On m’a e-alpagué, plusieurs fois, des hommes, des femmes, des enfants. Le contact est facile sur la toile, surtout quand on s’ennuie. Et puis il est arrivé : Antoine, statut vide, 9 photos, 356 amis, vendeur de vélos, 36 ans, célibataire, attiré par les femmes, sans opinion politique et sans religion.
“Bonjour Nadine, Enchanté
> Mon bon Antoine, le plaisir est partagé
J’aime ton blog, c’est fin, c’est fort. Tu fais quoi là?

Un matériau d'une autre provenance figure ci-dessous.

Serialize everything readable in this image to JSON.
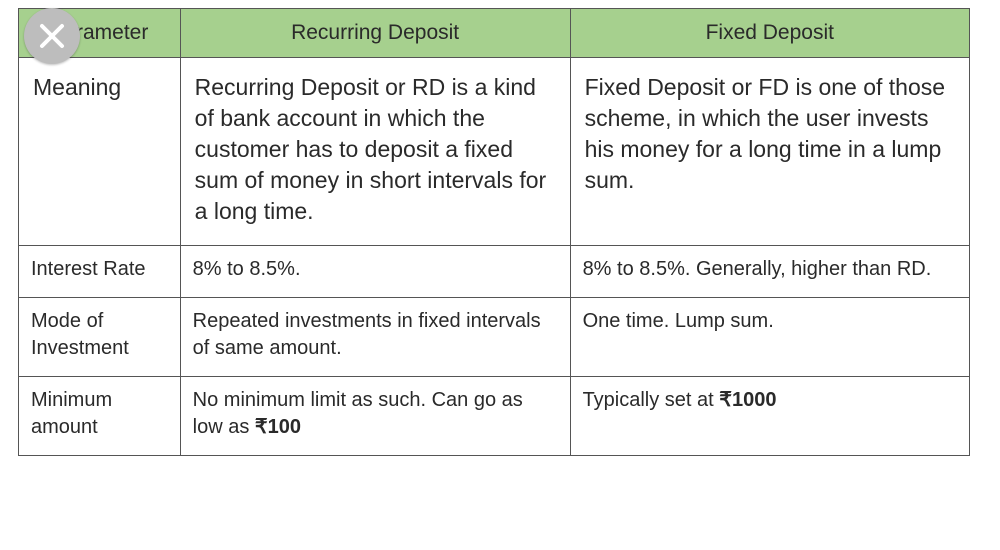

> Un grand merci Antoine pour ces belles louanges. Vous savez, des paroles comme celles-ci me rendent terriblement heureuse. Je suis en arrêt maladie, je tourne en rond à la maison.
Passe chez moi, j’habite au xx rue xxxx dans le 3ème, digicode b1855. Je vais te montrer ce que c’est qu’une vraie louange. “
*Antoine est hors ligne*
J’ai hésité, une seconde, peut être deux. Puis j’ai enfilé une robe et un sweater, ajusté mon brushing, et navigo en main, me suis dirigée vers le centre de Paris. Nous avons très peu parlé, j’étais assez gênée, il m’a mis à l’aise avec un ballon de rouge, et il a ensuite tenu ses promesses.
J’ai compris ce que c’est qu’une vraie louange.
j’ai en sus, oublié mon Navigo, je vais donc devoir y retourner.